Problem with inequality of sequences
PBHTasche opened this issue · 2 comments
Silicon seems to not be able to prove inequality of sequences if the first elements are equal. If I first reason about the elements individually, then the reasoning about the sequences passes as well. This is similar to issue #601, but still seems to be a problem. Like with that issue, Carbon does verify the example.
// This passes
method test_seq_unequal()
{
assert Seq(false, false) != Seq(true, true)
}
// This fails
method test_seq_semiequal()
{
assert Seq(true, false) != Seq(true, true)
}
// This passes
method test_seq_elemwise()
{
var s1: Seq[Bool] := Seq(true, true)
var s2: Seq[Bool] := Seq(true, false)
assert s1[0] != s2[0] || s1[1] != s2[1]
assert s1 != s2
}
The Silicon version I use is Silicon 1.1-SNAPSHOT (4c705143)
.
Update: From what we can tell, it seems to be an issue with the axiomatisation of sequence equality, specifically the triggers in the extensional_seq_equality
axiom.

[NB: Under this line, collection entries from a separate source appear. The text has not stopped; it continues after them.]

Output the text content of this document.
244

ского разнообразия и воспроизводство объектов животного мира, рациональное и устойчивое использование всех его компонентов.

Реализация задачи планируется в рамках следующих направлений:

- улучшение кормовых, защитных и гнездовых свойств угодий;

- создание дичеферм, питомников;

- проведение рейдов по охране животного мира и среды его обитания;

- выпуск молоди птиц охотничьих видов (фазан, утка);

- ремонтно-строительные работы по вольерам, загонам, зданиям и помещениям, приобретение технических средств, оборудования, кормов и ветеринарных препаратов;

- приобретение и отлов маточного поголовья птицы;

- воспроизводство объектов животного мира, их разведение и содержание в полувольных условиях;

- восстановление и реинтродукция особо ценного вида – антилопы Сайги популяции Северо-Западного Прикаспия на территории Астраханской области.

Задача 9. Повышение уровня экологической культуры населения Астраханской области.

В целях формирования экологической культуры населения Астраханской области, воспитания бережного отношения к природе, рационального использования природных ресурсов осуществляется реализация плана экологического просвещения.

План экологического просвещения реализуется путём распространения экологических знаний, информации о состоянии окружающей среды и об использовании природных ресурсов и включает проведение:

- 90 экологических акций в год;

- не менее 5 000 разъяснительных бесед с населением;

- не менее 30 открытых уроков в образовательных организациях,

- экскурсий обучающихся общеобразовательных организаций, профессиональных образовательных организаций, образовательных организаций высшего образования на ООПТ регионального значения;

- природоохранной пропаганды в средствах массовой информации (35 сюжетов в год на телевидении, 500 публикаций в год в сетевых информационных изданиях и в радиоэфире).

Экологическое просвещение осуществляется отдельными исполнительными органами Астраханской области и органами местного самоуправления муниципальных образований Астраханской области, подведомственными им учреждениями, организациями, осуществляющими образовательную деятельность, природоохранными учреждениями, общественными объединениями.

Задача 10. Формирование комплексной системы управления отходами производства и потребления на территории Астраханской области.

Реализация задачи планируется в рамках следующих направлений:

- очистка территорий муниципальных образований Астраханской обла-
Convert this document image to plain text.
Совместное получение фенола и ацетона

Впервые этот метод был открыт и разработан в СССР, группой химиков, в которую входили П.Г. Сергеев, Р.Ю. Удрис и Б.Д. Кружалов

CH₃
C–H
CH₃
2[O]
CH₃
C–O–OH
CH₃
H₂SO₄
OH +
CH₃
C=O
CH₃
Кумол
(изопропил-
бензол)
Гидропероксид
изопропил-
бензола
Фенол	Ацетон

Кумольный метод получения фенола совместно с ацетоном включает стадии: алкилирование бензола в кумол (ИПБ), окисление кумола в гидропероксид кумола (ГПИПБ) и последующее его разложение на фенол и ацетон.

Accessing the unequal item in one of the sequences allows verification to pass:
// This passes
method test_seq_semiequal()
{
var b: Bool
b := Seq(true, false)[1]
assert Seq(true, false) != Seq(true, true)
}
I won't have time to look at this any time soon. If you can see a difference between the axiom triggers used by Carbon and Silicon, you could adjust the latter to see if this resolves the incompleteness. I would be much obliged :-)
This example verifies since we integrated Carbon's sequence axiomatization into Silicon (PR #642).